我是否应该能够在 Java 正则表达式的单词边界内引用前导或尾随美元符号 ($)?

发布于 2024-09-10 19:26:16 字数 931 浏览 0 评论 0原文

我在获取带有前导/尾随 $ 的正则表达式以匹配 Java (1.6.20) 时遇到问题。

从这段代码中:

System.out.println( "$40".matches("\\b\\Q$40\\E\\b") );
System.out.println( "$40".matches(".*\\Q$40\\E.*") );
System.out.println( "$40".matches("\\Q$40\\E") );
System.out.println( " ------ " );
System.out.println( "40$".matches("\\b\\Q40$\\E\\b") );
System.out.println( "40$".matches(".*\\Q40$\\E.*") );
System.out.println( "40$".matches("\\Q40$\\E") );
System.out.println( " ------ " );
System.out.println( "4$0".matches("\\b\\Q4$0\\E\\b") );
System.out.println( "40".matches("\\b\\Q40\\E\\b") );

我得到了这些结果:

false
true
true
 ------ 
false
true
true
 ------ 
true
true

前两个块中的领先 false 似乎是问题所在。也就是说,在 \b(单词边界)标记的上下文中未正确拾取前导/尾随 $(美元符号)。

块中的真实结果显示它不是引用的美元符号本身,因为用 .* 替换 \b 或一起删除所有内容可以获得所需的结果。

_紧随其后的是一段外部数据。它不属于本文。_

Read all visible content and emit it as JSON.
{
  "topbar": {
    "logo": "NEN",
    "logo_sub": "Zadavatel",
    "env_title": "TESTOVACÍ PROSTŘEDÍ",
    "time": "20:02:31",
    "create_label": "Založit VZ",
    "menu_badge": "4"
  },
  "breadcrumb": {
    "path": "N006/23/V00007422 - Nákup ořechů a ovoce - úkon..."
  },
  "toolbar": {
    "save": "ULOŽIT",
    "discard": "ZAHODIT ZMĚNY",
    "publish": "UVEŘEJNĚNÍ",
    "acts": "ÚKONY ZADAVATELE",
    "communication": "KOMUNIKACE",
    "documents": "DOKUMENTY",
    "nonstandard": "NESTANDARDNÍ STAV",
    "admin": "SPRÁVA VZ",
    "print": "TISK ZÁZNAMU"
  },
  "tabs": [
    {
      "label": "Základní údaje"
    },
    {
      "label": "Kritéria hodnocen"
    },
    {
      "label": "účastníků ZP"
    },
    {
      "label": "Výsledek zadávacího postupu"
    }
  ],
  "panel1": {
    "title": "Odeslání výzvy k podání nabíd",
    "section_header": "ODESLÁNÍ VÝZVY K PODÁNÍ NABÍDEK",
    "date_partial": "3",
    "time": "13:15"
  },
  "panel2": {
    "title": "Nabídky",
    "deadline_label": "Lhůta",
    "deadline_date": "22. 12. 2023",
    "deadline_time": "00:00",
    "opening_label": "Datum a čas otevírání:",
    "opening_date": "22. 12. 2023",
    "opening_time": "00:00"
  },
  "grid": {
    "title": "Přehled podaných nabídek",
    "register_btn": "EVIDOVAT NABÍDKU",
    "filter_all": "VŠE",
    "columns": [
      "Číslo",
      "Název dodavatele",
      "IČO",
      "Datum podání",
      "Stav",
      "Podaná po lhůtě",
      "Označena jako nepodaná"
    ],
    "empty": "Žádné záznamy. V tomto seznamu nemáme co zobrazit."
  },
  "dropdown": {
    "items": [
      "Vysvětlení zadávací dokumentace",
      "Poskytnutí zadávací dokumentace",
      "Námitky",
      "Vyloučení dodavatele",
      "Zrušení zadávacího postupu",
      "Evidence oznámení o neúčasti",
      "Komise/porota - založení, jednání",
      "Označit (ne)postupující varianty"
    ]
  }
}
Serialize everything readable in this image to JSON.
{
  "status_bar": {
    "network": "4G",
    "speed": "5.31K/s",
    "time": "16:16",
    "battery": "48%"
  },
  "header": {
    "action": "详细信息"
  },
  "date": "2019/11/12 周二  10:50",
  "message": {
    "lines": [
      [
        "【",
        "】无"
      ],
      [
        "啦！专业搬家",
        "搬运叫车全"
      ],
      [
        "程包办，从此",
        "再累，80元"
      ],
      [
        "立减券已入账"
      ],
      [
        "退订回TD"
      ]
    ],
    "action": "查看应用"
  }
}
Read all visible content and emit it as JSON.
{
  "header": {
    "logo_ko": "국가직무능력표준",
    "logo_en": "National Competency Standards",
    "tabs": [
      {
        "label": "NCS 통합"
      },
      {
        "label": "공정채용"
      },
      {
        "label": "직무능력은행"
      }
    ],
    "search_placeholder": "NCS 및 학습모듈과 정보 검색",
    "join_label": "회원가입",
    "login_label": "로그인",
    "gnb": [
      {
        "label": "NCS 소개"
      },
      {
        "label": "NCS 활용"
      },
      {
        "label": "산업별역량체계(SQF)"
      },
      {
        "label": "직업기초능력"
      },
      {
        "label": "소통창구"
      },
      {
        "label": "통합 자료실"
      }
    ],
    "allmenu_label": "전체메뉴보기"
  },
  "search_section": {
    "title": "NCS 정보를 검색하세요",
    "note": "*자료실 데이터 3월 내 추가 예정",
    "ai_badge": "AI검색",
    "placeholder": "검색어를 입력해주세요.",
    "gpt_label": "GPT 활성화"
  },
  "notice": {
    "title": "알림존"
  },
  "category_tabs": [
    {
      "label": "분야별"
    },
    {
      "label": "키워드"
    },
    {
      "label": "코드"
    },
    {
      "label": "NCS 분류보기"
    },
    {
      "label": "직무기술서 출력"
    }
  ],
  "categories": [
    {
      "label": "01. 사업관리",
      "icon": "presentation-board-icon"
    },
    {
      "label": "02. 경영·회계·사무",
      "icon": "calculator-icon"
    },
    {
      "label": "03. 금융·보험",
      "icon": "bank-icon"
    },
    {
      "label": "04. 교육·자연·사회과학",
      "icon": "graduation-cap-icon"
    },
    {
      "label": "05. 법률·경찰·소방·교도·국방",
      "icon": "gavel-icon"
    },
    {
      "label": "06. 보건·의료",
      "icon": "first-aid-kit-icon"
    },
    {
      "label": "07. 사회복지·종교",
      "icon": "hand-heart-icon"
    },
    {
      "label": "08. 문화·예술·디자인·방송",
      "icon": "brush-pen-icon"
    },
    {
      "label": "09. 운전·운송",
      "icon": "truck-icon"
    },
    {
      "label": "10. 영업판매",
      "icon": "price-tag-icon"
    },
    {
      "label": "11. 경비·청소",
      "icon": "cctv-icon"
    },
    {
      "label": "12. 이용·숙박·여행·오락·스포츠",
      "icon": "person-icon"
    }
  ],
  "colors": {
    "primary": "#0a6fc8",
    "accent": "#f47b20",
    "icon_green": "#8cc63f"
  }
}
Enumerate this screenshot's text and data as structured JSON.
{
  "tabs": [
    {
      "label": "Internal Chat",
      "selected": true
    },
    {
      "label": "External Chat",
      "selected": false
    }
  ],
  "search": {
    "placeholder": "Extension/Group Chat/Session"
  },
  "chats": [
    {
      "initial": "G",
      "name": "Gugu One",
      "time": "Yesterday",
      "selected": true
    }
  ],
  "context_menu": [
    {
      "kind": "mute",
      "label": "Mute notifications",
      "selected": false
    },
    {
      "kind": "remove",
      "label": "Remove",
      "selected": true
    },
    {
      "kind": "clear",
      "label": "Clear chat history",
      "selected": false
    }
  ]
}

最后两个“true”结果表明问题既不在于内部引用的 $,也不在于引用表达式“\Q ... \E”内的单词边界 (\b) 匹配。

这是 Java 错误还是我遗漏了什么?

I'm having trouble getting regular expressions with leading / trailing $'s to match in Java (1.6.20).

From this code:

System.out.println( "$40".matches("\\b\\Q$40\\E\\b") );
System.out.println( "$40".matches(".*\\Q$40\\E.*") );
System.out.println( "$40".matches("\\Q$40\\E") );
System.out.println( " ------ " );
System.out.println( "40$".matches("\\b\\Q40$\\E\\b") );
System.out.println( "40$".matches(".*\\Q40$\\E.*") );
System.out.println( "40$".matches("\\Q40$\\E") );
System.out.println( " ------ " );
System.out.println( "4$0".matches("\\b\\Q4$0\\E\\b") );
System.out.println( "40".matches("\\b\\Q40\\E\\b") );

I get these results:

false
true
true
 ------ 
false
true
true
 ------ 
true
true

The leading false in the first two blocks seem to be the problem. That is, the leading/trailing $ (dollar sign) is not picked up properly in the context of the \b (word boundary) marker.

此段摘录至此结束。